During the early stages of Alzheimer’s disease, the loss of cellular integrity may not be sufficient to be detected by such imaging techniques. Therefore, they are not routinely included in early diagnostic testing although, they are of value in excluding other neurological problems such as brain tumours or mini-strokes.
Examination of brain tissue for the presence of plaques and tangles (the key features of Alzheimer’s disease) can rarely be justified due to the risk of causing additional cognitive impairment to the individual.
Analysing cerebrospinal fluid (CSF) located in brain’s cavities provides information regarding the status of the brain’s neurochemical breakdown products. The breakdown products of tau protein, one of the two major proteins intrinsic to the disease, are known to be present at a higher level in the CSF of Alzheimer’s disease patients than their age matched counterparts. However, to obtain a sample for analyses requires a lumbar puncture which can be both invasive and unpleasant.
Breakdown products of tau and beta-amyloid are reported to correlate with the presence of a compound known as isoprostane eliminated from the body via urine. Studies have demonstrated that the level of isoprostane is elevated in the urine of Alzheimer’s disease sufferers.
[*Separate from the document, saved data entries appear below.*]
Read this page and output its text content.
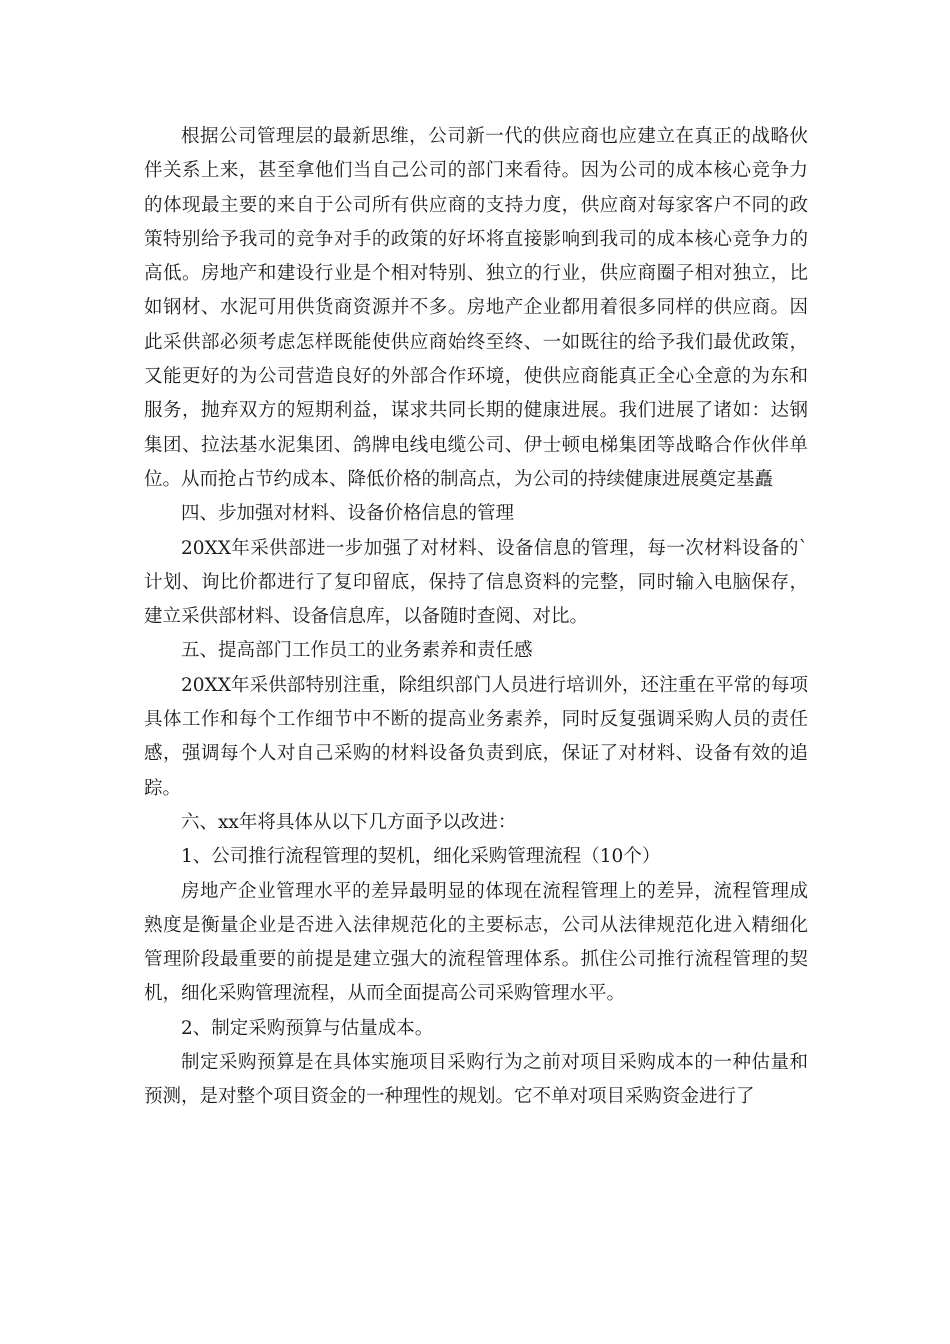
根据公司管理层的最新思维，公司新一代的供应商也应建立在真正的战略伙伴关系上来，甚至拿他们当自己公司的部门来看待。因为公司的成本核心竞争力的体现最主要的来自于公司所有供应商的支持力度，供应商对每家客户不同的政策特别给予我司的竞争对手的政策的好坏将直接影响到我司的成本核心竞争力的高低。房地产和建设行业是个相对特别、独立的行业，供应商圈子相对独立，比如钢材、水泥可用供货商资源并不多。房地产企业都用着很多同样的供应商。因此采供部必须考虑怎样既能使供应商始终至终、一如既往的给予我们最优政策，又能更好的为公司营造良好的外部合作环境，使供应商能真正全心全意的为东和服务，抛弃双方的短期利益，谋求共同长期的健康进展。我们进展了诸如：达钢集团、拉法基水泥集团、鸽牌电线电缆公司、伊士顿电梯集团等战略合作伙伴单位。从而抢占节约成本、降低价格的制高点，为公司的持续健康进展奠定基矗

四、步加强对材料、设备价格信息的管理

20XX年采供部进一步加强了对材料、设备信息的管理，每一次材料设备的`计划、询比价都进行了复印留底，保持了信息资料的完整，同时输入电脑保存，建立采供部材料、设备信息库，以备随时查阅、对比。

五、提高部门工作员工的业务素养和责任感

20XX年采供部特别注重，除组织部门人员进行培训外，还注重在平常的每项具体工作和每个工作细节中不断的提高业务素养，同时反复强调采购人员的责任感，强调每个人对自己采购的材料设备负责到底，保证了对材料、设备有效的追踪。

六、xx年将具体从以下几方面予以改进：

1、公司推行流程管理的契机，细化采购管理流程（10个）

房地产企业管理水平的差异最明显的体现在流程管理上的差异，流程管理成熟度是衡量企业是否进入法律规范化的主要标志，公司从法律规范化进入精细化管理阶段最重要的前提是建立强大的流程管理体系。抓住公司推行流程管理的契机，细化采购管理流程，从而全面提高公司采购管理水平。

2、制定采购预算与估量成本。

制定采购预算是在具体实施项目采购行为之前对项目采购成本的一种估量和预测，是对整个项目资金的一种理性的规划。它不单对项目采购资金进行了
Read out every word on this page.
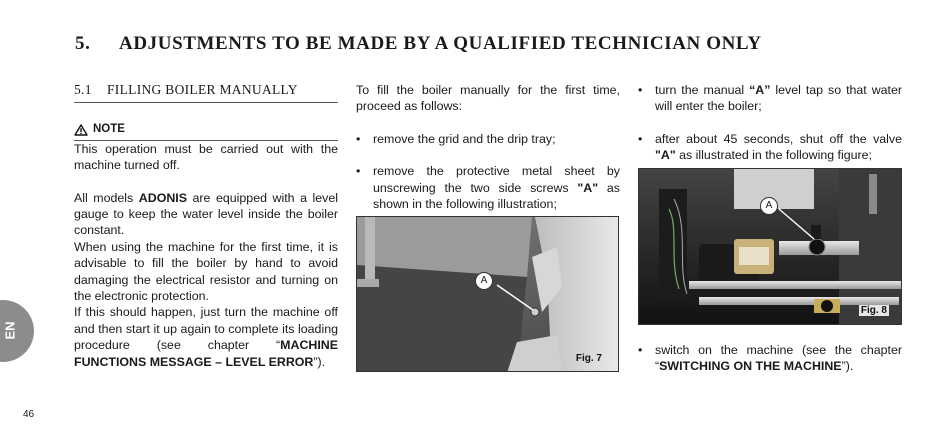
5. ADJUSTMENTS TO BE MADE BY A QUALIFIED TECHNICIAN ONLY
5.1 FILLING BOILER MANUALLY
NOTE

This operation must be carried out with the machine turned off.

All models ADONIS are equipped with a level gauge to keep the water level inside the boiler constant.

When using the machine for the first time, it is advisable to fill the boiler by hand to avoid damaging the electrical resistor and turning on the electronic protection.

If this should happen, just turn the machine off and then start it up again to complete its loading procedure (see chapter “MACHINE FUNCTIONS MESSAGE – LEVEL ERROR”).

To fill the boiler manually for the first time, proceed as follows:

• remove the grid and the drip tray;

• remove the protective metal sheet by unscrewing the two side screws "A" as shown in the following illustration;

A
Fig. 7
• turn the manual “A” level tap so that water will enter the boiler;

• after about 45 seconds, shut off the valve "A" as illustrated in the following figure;

A
Fig. 8
• switch on the machine (see the chapter “SWITCHING ON THE MACHINE”).

EN
46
However, whether or not it is sufficiently sensitive to provide a reliable diagnostic test remains to be seen.
Eye drops which highlight diseased cells, show that the amount of damage to cells in the retina directly corresponds with brain cell death and that there is a pattern of retinal cell death characteristic of Alzheimer's Disease. This research indicates that cells start to die 10 to 20 years before the symptoms of the disease become evident. If verified, this test would permit people to be screened in middle age for signs of the disease and treatments to be prescribed before cognitive function became impaired.